After World War II, labor unions and companies negotiated contracts that included employer-provided health insurance. However, it was not clear that health insurance and other fringe benefits were deductible from corporate income taxes; wages and salaries were deductible, and employers argued that fringe benefits were simply another form of compensation and should also be deductible.
So, in the late 1940s and 1950s a patchwork system started to develop. Some employers offered health insurance for which they paid part or all of the premiums without deducting these costs from their corporate income taxes. Others companies offered health insurance, deducted the costs on their taxes, and waited to see if the IRS would allow them to do so. Many firms decided to wait and see how the IRS ruled on the issue.
In 1954, the IRS ruled that employers could deduct the full cost of employer-provided health insurance when estimating their corporate income taxes. Thomasson writes,
The tax subsidy increased the amount of health insurance demanded, and extended access to health care. By fostering an increase in the demand for group insurance relative to individual coverage, it also ensured that health insurance in the United States would evolve as a group, employment-based system (p. 1374)
Thus, early health insurance plans, a demand for war workers, and an IRS ruling all helped to shape our dominant health care sector.
Filling in the gaps
Throughout the 1940s and 1950s, there were obvious gaps in the health care system. Older Americans often lost their health insurance when they retired; low-income Americans often worked for companies that did not offer health insurance; and unemployed Americans could not afford to purchase their own insurance.

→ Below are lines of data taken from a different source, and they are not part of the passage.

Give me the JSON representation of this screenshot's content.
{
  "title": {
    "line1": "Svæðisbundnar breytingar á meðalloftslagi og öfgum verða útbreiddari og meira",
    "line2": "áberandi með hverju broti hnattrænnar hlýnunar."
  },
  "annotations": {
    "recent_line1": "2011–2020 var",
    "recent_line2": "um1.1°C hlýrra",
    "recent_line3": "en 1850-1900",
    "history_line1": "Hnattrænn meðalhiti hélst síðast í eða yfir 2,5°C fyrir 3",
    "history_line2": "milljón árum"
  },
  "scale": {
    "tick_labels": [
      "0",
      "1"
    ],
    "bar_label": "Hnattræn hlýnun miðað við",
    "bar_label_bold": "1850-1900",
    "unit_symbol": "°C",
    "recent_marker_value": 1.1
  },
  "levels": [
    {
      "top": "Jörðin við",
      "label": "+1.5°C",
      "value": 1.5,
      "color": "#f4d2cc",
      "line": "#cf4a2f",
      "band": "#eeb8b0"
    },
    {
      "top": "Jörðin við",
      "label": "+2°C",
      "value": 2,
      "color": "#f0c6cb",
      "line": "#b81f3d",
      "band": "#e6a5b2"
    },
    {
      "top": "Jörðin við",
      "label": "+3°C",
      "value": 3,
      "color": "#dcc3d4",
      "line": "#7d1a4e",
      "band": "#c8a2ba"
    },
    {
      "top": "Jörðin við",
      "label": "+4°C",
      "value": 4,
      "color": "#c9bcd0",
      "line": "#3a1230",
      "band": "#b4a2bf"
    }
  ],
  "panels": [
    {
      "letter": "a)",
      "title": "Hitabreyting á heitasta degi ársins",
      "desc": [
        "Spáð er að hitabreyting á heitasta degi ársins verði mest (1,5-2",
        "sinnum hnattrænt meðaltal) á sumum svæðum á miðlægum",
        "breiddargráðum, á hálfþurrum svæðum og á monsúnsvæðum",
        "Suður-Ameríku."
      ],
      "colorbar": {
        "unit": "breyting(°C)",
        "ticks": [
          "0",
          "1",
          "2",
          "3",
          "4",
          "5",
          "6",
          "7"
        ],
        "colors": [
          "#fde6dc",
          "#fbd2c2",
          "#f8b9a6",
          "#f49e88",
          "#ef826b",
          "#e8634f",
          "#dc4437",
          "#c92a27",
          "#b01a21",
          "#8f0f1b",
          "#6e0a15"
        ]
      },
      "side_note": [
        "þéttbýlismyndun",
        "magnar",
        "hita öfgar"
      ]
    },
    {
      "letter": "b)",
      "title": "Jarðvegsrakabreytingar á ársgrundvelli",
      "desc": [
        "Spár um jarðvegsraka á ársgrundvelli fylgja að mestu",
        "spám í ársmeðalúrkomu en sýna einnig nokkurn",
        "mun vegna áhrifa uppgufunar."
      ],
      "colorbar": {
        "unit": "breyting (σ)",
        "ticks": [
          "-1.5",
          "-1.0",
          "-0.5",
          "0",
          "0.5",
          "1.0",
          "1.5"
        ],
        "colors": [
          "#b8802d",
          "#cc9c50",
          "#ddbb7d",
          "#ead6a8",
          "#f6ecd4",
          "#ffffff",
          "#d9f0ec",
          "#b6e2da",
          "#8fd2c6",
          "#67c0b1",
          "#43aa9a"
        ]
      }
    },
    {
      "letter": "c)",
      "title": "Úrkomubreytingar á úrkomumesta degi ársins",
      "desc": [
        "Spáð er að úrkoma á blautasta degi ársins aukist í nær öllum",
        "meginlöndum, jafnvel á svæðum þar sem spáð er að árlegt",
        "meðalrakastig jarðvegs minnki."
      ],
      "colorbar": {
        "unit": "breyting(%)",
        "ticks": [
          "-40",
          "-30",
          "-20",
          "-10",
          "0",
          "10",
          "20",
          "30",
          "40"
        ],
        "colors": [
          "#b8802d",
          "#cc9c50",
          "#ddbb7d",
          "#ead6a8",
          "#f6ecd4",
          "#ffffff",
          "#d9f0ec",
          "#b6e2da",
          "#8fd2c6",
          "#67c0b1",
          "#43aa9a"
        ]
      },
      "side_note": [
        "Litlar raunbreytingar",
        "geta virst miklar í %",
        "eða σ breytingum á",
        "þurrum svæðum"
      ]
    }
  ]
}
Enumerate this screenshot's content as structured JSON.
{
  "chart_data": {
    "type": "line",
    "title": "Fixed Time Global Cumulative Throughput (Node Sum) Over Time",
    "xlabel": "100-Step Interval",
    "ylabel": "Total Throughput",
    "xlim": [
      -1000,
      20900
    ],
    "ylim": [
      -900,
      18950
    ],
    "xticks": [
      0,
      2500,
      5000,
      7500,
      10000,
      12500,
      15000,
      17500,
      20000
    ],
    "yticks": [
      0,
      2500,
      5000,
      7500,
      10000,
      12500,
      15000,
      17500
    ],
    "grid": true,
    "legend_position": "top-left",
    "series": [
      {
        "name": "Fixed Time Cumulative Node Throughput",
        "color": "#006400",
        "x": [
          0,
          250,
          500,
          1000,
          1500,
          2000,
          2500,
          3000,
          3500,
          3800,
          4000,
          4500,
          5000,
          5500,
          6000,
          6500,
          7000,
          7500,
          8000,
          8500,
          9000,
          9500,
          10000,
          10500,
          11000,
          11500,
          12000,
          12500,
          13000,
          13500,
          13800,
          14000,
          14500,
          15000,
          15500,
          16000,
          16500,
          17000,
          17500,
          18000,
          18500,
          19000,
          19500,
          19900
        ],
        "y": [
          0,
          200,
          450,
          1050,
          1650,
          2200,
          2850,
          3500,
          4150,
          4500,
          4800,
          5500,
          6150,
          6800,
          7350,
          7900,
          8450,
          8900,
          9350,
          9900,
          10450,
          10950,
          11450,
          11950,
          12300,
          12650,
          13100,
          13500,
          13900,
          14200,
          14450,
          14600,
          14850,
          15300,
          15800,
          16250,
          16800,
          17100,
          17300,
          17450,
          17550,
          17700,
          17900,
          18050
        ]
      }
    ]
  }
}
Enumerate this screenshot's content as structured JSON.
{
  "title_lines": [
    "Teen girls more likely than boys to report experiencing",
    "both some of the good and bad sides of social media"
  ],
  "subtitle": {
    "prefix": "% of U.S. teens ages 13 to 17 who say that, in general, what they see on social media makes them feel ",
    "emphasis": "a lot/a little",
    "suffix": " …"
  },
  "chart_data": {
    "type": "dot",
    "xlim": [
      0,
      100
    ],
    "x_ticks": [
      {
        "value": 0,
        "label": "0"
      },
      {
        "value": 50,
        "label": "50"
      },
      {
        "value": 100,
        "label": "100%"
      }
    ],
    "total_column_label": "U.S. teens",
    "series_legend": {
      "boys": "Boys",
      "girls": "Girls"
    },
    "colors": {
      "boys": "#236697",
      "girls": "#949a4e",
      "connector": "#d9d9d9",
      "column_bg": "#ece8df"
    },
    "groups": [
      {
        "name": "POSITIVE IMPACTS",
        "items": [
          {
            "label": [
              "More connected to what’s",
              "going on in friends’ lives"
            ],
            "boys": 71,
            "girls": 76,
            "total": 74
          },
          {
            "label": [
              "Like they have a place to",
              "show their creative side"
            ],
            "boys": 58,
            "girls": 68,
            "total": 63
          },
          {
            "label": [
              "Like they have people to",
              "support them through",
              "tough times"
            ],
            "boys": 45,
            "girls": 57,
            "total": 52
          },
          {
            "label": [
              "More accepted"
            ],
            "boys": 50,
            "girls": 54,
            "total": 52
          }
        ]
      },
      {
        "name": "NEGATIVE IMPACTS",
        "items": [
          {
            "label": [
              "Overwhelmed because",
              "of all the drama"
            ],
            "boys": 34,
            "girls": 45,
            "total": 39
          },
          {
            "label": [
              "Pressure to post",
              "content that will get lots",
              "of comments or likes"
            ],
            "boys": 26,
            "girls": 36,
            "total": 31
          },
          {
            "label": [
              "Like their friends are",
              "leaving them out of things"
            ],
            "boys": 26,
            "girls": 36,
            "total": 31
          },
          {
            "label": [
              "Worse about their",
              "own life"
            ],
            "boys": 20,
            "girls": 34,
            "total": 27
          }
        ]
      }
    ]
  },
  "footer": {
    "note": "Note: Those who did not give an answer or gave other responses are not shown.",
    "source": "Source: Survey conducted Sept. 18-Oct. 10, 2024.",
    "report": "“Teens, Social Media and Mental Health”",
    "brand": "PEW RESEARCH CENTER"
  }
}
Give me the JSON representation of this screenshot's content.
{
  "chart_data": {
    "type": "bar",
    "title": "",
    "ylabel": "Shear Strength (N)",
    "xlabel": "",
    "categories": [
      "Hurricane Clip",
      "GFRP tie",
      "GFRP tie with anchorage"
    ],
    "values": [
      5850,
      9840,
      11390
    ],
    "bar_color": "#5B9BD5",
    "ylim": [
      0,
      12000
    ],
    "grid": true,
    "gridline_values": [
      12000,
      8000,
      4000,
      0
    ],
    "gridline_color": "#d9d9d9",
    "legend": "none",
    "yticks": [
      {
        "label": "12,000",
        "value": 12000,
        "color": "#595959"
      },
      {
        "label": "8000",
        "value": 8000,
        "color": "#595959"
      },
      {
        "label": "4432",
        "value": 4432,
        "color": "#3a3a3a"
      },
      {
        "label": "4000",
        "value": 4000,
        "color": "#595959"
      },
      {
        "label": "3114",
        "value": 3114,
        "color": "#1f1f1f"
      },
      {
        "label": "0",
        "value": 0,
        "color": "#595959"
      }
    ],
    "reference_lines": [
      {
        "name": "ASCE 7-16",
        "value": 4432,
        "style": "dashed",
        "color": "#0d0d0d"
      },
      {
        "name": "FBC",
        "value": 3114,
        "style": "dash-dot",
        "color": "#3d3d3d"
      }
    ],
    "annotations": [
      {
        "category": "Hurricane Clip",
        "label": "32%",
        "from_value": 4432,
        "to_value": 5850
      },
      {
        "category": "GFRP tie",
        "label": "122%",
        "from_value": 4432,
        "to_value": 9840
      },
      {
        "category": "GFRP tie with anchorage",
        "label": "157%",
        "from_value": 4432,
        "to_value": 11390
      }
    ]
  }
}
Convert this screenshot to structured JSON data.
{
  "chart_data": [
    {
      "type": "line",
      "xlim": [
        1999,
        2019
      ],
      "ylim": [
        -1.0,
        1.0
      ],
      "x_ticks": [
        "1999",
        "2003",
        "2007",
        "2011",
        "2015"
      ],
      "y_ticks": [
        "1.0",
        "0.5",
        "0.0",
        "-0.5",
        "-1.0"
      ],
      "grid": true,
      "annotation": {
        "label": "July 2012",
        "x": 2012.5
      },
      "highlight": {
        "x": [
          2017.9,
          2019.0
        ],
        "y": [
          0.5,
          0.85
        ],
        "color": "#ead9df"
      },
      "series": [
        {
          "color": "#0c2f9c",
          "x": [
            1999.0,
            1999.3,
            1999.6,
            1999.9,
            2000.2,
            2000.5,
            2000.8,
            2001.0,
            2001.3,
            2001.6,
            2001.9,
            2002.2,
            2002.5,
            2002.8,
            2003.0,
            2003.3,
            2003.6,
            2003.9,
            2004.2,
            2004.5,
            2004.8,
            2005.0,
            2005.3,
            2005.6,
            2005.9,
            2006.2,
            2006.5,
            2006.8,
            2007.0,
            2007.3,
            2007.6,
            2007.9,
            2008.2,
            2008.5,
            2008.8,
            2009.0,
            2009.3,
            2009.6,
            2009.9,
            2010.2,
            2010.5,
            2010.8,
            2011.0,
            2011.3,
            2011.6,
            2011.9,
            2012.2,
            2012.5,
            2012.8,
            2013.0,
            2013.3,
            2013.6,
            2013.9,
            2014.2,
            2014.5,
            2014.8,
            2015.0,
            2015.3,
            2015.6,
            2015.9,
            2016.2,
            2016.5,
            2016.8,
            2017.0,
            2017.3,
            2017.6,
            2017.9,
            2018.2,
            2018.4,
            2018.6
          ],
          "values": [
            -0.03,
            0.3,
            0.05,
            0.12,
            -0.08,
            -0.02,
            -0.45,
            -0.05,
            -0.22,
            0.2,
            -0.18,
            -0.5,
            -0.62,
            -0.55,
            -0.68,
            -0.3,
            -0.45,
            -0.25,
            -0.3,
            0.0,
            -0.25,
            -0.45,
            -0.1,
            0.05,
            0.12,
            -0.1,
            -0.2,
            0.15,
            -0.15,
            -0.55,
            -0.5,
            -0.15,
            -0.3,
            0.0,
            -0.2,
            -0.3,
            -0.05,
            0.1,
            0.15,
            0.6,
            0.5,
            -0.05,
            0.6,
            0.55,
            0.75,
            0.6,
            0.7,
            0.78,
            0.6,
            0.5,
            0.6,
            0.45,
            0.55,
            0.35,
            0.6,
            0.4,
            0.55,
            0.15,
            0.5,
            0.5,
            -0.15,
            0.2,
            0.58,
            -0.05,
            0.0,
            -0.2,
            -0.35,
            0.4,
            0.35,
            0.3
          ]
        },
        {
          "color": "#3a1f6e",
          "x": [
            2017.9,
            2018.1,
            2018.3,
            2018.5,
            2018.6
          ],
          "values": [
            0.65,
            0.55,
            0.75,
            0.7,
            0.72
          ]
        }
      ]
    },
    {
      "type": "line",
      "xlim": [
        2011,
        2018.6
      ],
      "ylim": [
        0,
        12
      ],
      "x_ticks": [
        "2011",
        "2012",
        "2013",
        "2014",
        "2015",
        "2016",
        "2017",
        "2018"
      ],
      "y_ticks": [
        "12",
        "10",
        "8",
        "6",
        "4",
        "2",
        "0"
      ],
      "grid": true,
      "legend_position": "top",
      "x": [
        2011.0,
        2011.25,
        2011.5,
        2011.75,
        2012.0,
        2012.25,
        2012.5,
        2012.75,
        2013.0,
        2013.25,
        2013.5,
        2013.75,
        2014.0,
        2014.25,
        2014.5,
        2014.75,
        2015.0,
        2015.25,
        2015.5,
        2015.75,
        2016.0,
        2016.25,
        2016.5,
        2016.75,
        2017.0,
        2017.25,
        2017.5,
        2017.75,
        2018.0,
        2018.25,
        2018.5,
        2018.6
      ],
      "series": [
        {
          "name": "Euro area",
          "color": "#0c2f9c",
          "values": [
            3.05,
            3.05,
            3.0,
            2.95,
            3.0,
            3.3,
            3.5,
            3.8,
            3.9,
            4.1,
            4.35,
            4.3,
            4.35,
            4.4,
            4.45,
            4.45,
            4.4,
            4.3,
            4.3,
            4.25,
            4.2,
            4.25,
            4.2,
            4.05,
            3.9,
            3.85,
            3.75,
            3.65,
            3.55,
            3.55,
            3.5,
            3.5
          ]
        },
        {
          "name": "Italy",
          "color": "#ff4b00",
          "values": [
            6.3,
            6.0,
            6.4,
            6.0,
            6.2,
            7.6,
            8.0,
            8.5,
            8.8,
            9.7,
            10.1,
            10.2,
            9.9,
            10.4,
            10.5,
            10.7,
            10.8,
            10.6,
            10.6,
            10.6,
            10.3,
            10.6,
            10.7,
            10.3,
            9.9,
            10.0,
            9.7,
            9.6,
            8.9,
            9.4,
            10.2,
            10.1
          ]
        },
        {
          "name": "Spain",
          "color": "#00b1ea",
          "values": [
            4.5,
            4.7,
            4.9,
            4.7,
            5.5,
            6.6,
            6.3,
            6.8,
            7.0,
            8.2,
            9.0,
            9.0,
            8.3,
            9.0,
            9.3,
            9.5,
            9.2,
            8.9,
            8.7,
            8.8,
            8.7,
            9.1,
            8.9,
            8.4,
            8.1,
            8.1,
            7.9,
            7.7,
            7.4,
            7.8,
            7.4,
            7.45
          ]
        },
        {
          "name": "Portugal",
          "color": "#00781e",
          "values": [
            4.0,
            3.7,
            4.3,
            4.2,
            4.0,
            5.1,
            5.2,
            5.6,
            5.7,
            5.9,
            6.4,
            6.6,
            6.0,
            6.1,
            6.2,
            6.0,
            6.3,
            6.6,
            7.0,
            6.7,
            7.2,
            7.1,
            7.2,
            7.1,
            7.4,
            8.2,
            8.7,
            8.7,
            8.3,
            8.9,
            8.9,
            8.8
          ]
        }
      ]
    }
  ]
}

President Truman proposed a solution in 1948: a single-payer health care system for all Americans. Democratic congressmen and senators proposed variations on this idea, with a focus on senior citizens and the poor, throughout the 1950s – though none passed.
In 1965, President Johnson succeeded in enacting Medicare and Medicaid to cover seniors and low-income Americans. These single-payer systems supplemented, but did not replace, what already existed.
The Affordable Care Act and lessons for the future
President Obama followed this well-worn path of working with existing systems rather than bulldozing the whole works when he proposed what became the Affordable Care Act. The ACA sweetened the incentives for companies to provide health insurance, expanded Medicaid, and created state-level insurance markets so that individuals (and small businesses) in the YOYO system could purchase health insurance. Additionally, the ACA mandated that everyone be part of one of these systems in order to help maintain its economic solvency. The ACA did not mandate which system a person must join, only that every American had to choose one of them.
Today’s health care system, including the ACA, is the result of a path dependent process. No single entity planned or created it. However, people and institutions are now accustomed to these systems. They have made important decisions based on these particular systems being in place, for example, changing jobs or moving to another state.
Furthermore, many Amercans now see certain health standards as basic rights, such as coverage availability without regard to pre-existing conditions, keeping their children on their plans until age 26, and a variety of other benefits enacted under the ACA. It’s therefore not surprising that those who oppose the ACA and want to eliminate it are having a tough time.
In other words, to understand our health care debates, and public policy more generally, we need to start from an important premise: history matters.